Below are the improvements and enhancements in v 2.8 (which can be downloaded here)
- Expansion of Core VTD-XML API
- VTDGen adds support for capturing white spaces
- VTDNav adds support for suport for getContentFragment(), recoverNode() and cloneNav()
- XMLModifier adds support for update and reparse feature
- AutoPilot adds support for retrieving all attributes
- BookMark is also enhanced.
-
Expansion of Extended VTD-XML API
- Add content extraction ability to extended VTD-XML
- VTDNavHuge now can call getElementFragment() and getElementFragmentNs()
- VTDGenHuge adds support for capturing white spaces
- XPath
- Adds comment and processing instruction support for nodes, and performance enhancement
- Adds namespace axis support …
- Adds round-half-to-even()
- A number of bug fixes and code enhancement
Advertisement
Is there already XML-Schema support at horizon visible?
working on it and XSLT…
if you know someone willing to sponsor, the pace of development would accelerate no doubt about it
Is there a known size of the biggest XML file that could be parsed by VDTGen on a 32-bit machine?
The memory usage mark: 1.3x ~ 1.5x of the XML file doesn’t seem to be exact.
My trying to parse a 465m XML file failed. I have no knowledge of the limit of FileInputStream and FileChannel.map, haven’t found any sound answer either, given that no problem by allocating a byte array of size 1G.
Would be very grateful for any explanation.
The max file size is 2 GByte, in reality, if there is enouh memory, 1.4 GB file size is achievable…

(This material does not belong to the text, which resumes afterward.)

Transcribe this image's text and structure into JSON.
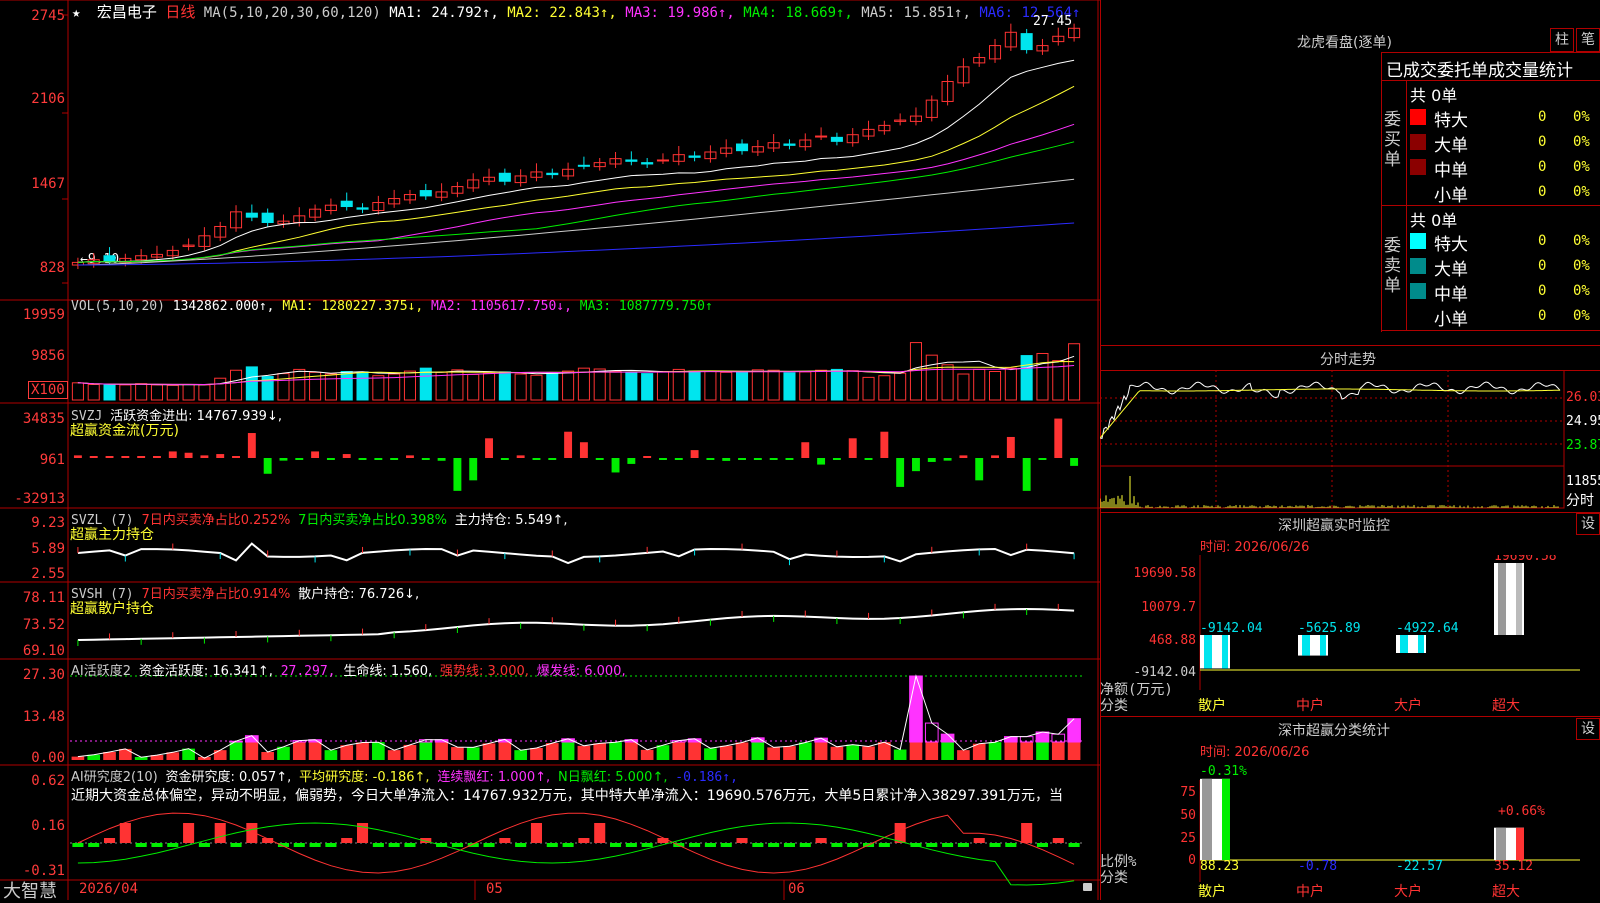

Did you adjust the JVM max heap size?
java -Xmx1000m ….
The heap size is already adjusted as following:
-Xms1440m -Xmx1440m -XX:MaxPermSize=32m
Allocating 1G byte array is no problem, but the VDTGen cannot parse that XML file, the exception is thrown by FileInputStream.read(byte[]). I also tried to rewrite parseFile using FileChannel.map, didn’t work either. The limitation may be there, or I am wrong, any other clues? Thanks.
It seems that the limit for FileInputStream.read() and FileChannel.read is about 108M. I adjusted the parseFile method using partial read, now it works. Following is the modification, only for reference, still need to be refined and tested:
@Override
public boolean parseFile(String fileName, boolean ns) {
ByteBuffer bb = ByteBuffer.allocate(1024 * 1024 * 108);
RandomAccessFile raf = null;
try {
raf = new RandomAccessFile(fileName, “r”);
FileChannel fc = raf.getChannel();
long len = fc.size();
if (len > Integer.MAX_VALUE) {
throw new IllegalStateException(“cannot handle file larger than ”
+ Integer.MAX_VALUE + ” bytes”);
}
int size = (int) len;
byte[] ba = new byte[size];
int read = 0;
while (read < size) {
bb.clear();
fc.read(bb);
System.arraycopy(bb.array(), 0, ba, read, bb.position());
read += bb.position();
}
this.setDoc(ba);
this.parse(ns); // set namespace awareness to true
return true;
} catch (java.io.IOException e) {
} catch (ParseException e) {
}
finally {
if (raf != null) {
try {
raf.close();
} catch (Exception e) {
}
}
}
return false;
}
of course the environment:
XP SP3
Intel(R) Core(TM)2 Duo CPU E8400@3.00GHz
1.97GHz, 3.25GB RAM